Wat de excursies extra interessant maakte was het aantal bijzondere insecten en planten en zwammen. Dank zij de kennis van Bertus en WillemJan zijn er vele waargenomen en gedetermineerd. Namen als Weidebeekjuffers, Waterjuffers, Glazenmakers, Pijlstaartvlinder, Beekromhout-libellen, de Waterschorpioen, de Blote-billetjes-zwam; voor velen allemaal nieuw. Een lijst van waarnemingen is aangehecht.

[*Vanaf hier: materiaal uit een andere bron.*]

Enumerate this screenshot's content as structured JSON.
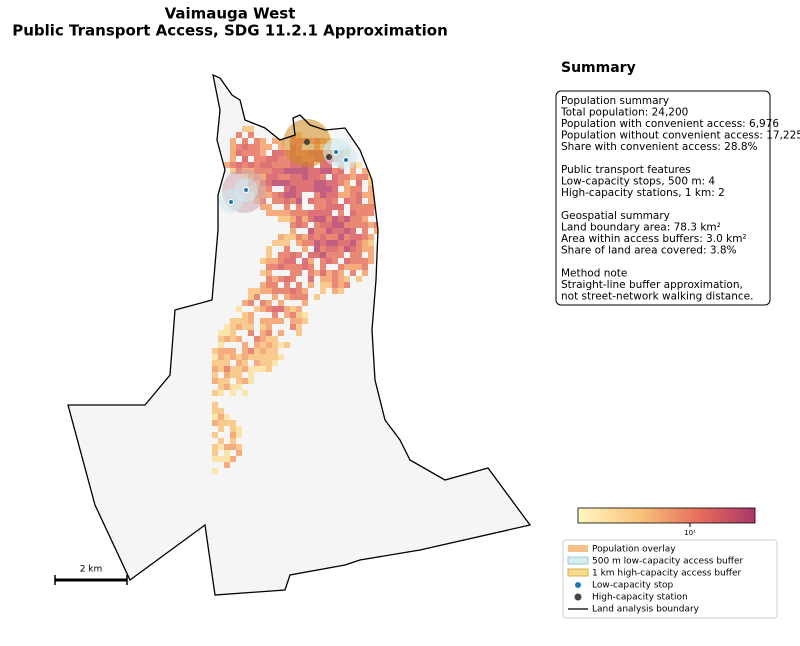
{
  "title": "Vaimauga West",
  "subtitle": "Public Transport Access, SDG 11.2.1 Approximation",
  "summary": {
    "heading": "Summary",
    "sections": [
      {
        "heading": "Population summary",
        "lines": [
          "Total population: 24,200",
          "Population with convenient access: 6,976",
          "Population without convenient access: 17,225",
          "Share with convenient access: 28.8%"
        ]
      },
      {
        "heading": "Public transport features",
        "lines": [
          "Low-capacity stops, 500 m: 4",
          "High-capacity stations, 1 km: 2"
        ]
      },
      {
        "heading": "Geospatial summary",
        "lines": [
          "Land boundary area: 78.3 km²",
          "Area within access buffers: 3.0 km²",
          "Share of land area covered: 3.8%"
        ]
      },
      {
        "heading": "Method note",
        "lines": [
          "Straight-line buffer approximation,",
          "not street-network walking distance."
        ]
      }
    ]
  },
  "colorbar": {
    "tick_label": "10¹"
  },
  "legend": [
    "Population overlay",
    "500 m low-capacity access buffer",
    "1 km high-capacity access buffer",
    "Low-capacity stop",
    "High-capacity station",
    "Land analysis boundary"
  ],
  "scale_bar": "2 km"
}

Tijdens de avonden werden video’s getoond oa van de Grote Trap, waarvoor in Noord-Duitsland een project is gestart dat het voortbestaan daar moet garanderen. Een dergelijk project heeft vele positieve bijeffecten, maar je kunt je ook afvragen of dergelijke soorten niet juist geholpen moeten worden in gebieden (in het geval van de Trap in Rusland en Spanje) waar ze nog relatief sterk zijn vertegenwoordigd zijn.

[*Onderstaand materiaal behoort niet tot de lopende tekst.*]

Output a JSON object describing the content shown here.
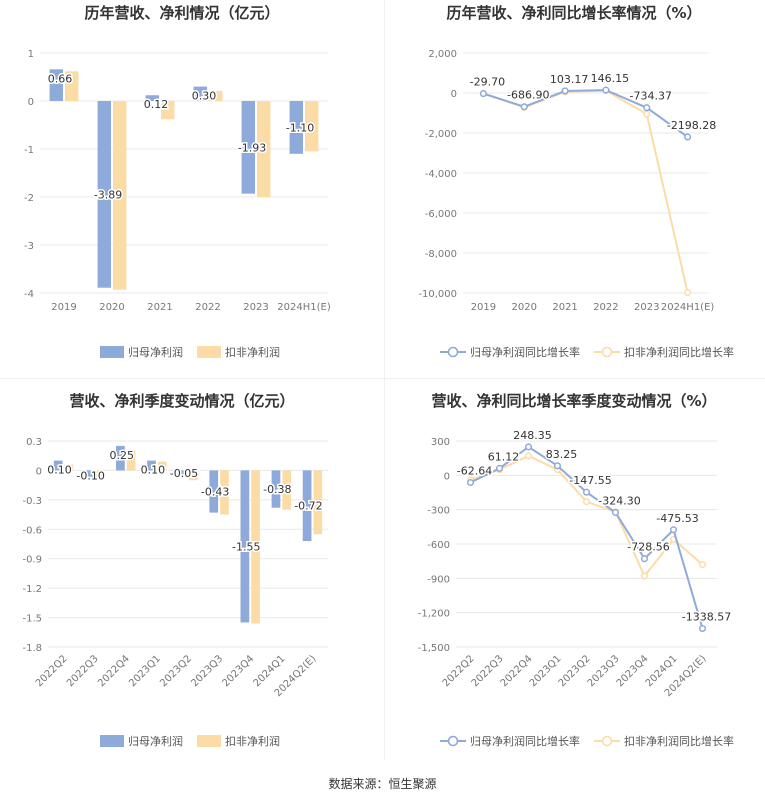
{
  "source": "数据来源：恒生聚源",
  "colors": {
    "bar_primary": "#8eaadb",
    "bar_secondary": "#fcdca6",
    "line_primary": "#8eaadb",
    "line_secondary": "#fcdca6",
    "grid": "#e8e8e8",
    "axis_text": "#777777",
    "label_text": "#333333",
    "title_text": "#333333"
  },
  "chart_data": [
    {
      "id": "annual-profit",
      "type": "bar",
      "title": "历年营收、净利情况（亿元）",
      "categories": [
        "2019",
        "2020",
        "2021",
        "2022",
        "2023",
        "2024H1(E)"
      ],
      "series": [
        {
          "name": "归母净利润",
          "values": [
            0.66,
            -3.89,
            0.12,
            0.3,
            -1.93,
            -1.1
          ]
        },
        {
          "name": "扣非净利润",
          "values": [
            0.62,
            -3.93,
            -0.38,
            0.21,
            -2.0,
            -1.05
          ]
        }
      ],
      "labels": [
        "0.66",
        "-3.89",
        "0.12",
        "0.30",
        "-1.93",
        "-1.10"
      ],
      "ylim": [
        -4,
        1
      ],
      "yticks": [
        1,
        0,
        -1,
        -2,
        -3,
        -4
      ],
      "ytick_labels": [
        "1",
        "0",
        "-1",
        "-2",
        "-3",
        "-4"
      ],
      "legend_position": "bottom"
    },
    {
      "id": "annual-growth",
      "type": "line",
      "title": "历年营收、净利同比增长率情况（%）",
      "categories": [
        "2019",
        "2020",
        "2021",
        "2022",
        "2023",
        "2024H1(E)"
      ],
      "series": [
        {
          "name": "归母净利润同比增长率",
          "values": [
            -29.7,
            -686.9,
            103.17,
            146.15,
            -734.37,
            -2198.28
          ]
        },
        {
          "name": "扣非净利润同比增长率",
          "values": [
            -30,
            -720,
            60,
            120,
            -1050,
            -9980
          ]
        }
      ],
      "labels": [
        "-29.70",
        "-686.90",
        "103.17",
        "146.15",
        "-734.37",
        "-2198.28"
      ],
      "ylim": [
        -10000,
        2000
      ],
      "yticks": [
        2000,
        0,
        -2000,
        -4000,
        -6000,
        -8000,
        -10000
      ],
      "ytick_labels": [
        "2,000",
        "0",
        "-2,000",
        "-4,000",
        "-6,000",
        "-8,000",
        "-10,000"
      ],
      "legend_position": "bottom"
    },
    {
      "id": "quarterly-profit",
      "type": "bar",
      "title": "营收、净利季度变动情况（亿元）",
      "categories": [
        "2022Q2",
        "2022Q3",
        "2022Q4",
        "2023Q1",
        "2023Q2",
        "2023Q3",
        "2023Q4",
        "2024Q1",
        "2024Q2(E)"
      ],
      "series": [
        {
          "name": "归母净利润",
          "values": [
            0.1,
            -0.1,
            0.25,
            0.1,
            -0.05,
            -0.43,
            -1.55,
            -0.38,
            -0.72
          ]
        },
        {
          "name": "扣非净利润",
          "values": [
            0.06,
            -0.1,
            0.2,
            0.09,
            -0.1,
            -0.45,
            -1.56,
            -0.4,
            -0.65
          ]
        }
      ],
      "labels": [
        "0.10",
        "-0.10",
        "0.25",
        "0.10",
        "-0.05",
        "-0.43",
        "-1.55",
        "-0.38",
        "-0.72"
      ],
      "ylim": [
        -1.8,
        0.3
      ],
      "yticks": [
        0.3,
        0,
        -0.3,
        -0.6,
        -0.9,
        -1.2,
        -1.5,
        -1.8
      ],
      "ytick_labels": [
        "0.3",
        "0",
        "-0.3",
        "-0.6",
        "-0.9",
        "-1.2",
        "-1.5",
        "-1.8"
      ],
      "legend_position": "bottom"
    },
    {
      "id": "quarterly-growth",
      "type": "line",
      "title": "营收、净利同比增长率季度变动情况（%）",
      "categories": [
        "2022Q2",
        "2022Q3",
        "2022Q4",
        "2023Q1",
        "2023Q2",
        "2023Q3",
        "2023Q4",
        "2024Q1",
        "2024Q2(E)"
      ],
      "series": [
        {
          "name": "归母净利润同比增长率",
          "values": [
            -62.64,
            61.12,
            248.35,
            83.25,
            -147.55,
            -324.3,
            -728.56,
            -475.53,
            -1338.57
          ]
        },
        {
          "name": "扣非净利润同比增长率",
          "values": [
            -40,
            50,
            170,
            50,
            -230,
            -320,
            -880,
            -560,
            -780
          ]
        }
      ],
      "labels": [
        "-62.64",
        "61.12",
        "248.35",
        "83.25",
        "-147.55",
        "-324.30",
        "-728.56",
        "-475.53",
        "-1338.57"
      ],
      "ylim": [
        -1500,
        300
      ],
      "yticks": [
        300,
        0,
        -300,
        -600,
        -900,
        -1200,
        -1500
      ],
      "ytick_labels": [
        "300",
        "0",
        "-300",
        "-600",
        "-900",
        "-1,200",
        "-1,500"
      ],
      "legend_position": "bottom"
    }
  ]
}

Een andere avond lieten de fotografen onder ons een compilatie zien van hun “kiekjes”. Met hun, zeg maar gerust professionele, apparatuur proberen ze het maximaal haalbare erop te krijgen. Vaak zeer bijzonder en indrukwekkend, maar soms misschien met wat te weinig oog voor omgeving van de waargenomen vogel.

Na vier dagen gingen de meesten weer op huis aan, een aantal plakten er nog wat dagen aan vast door langzaam via Moeritz terug te gaan. Iedereen zal nu nagenieten van onze reis naar de Warta, een gebied om nooit te vergeten.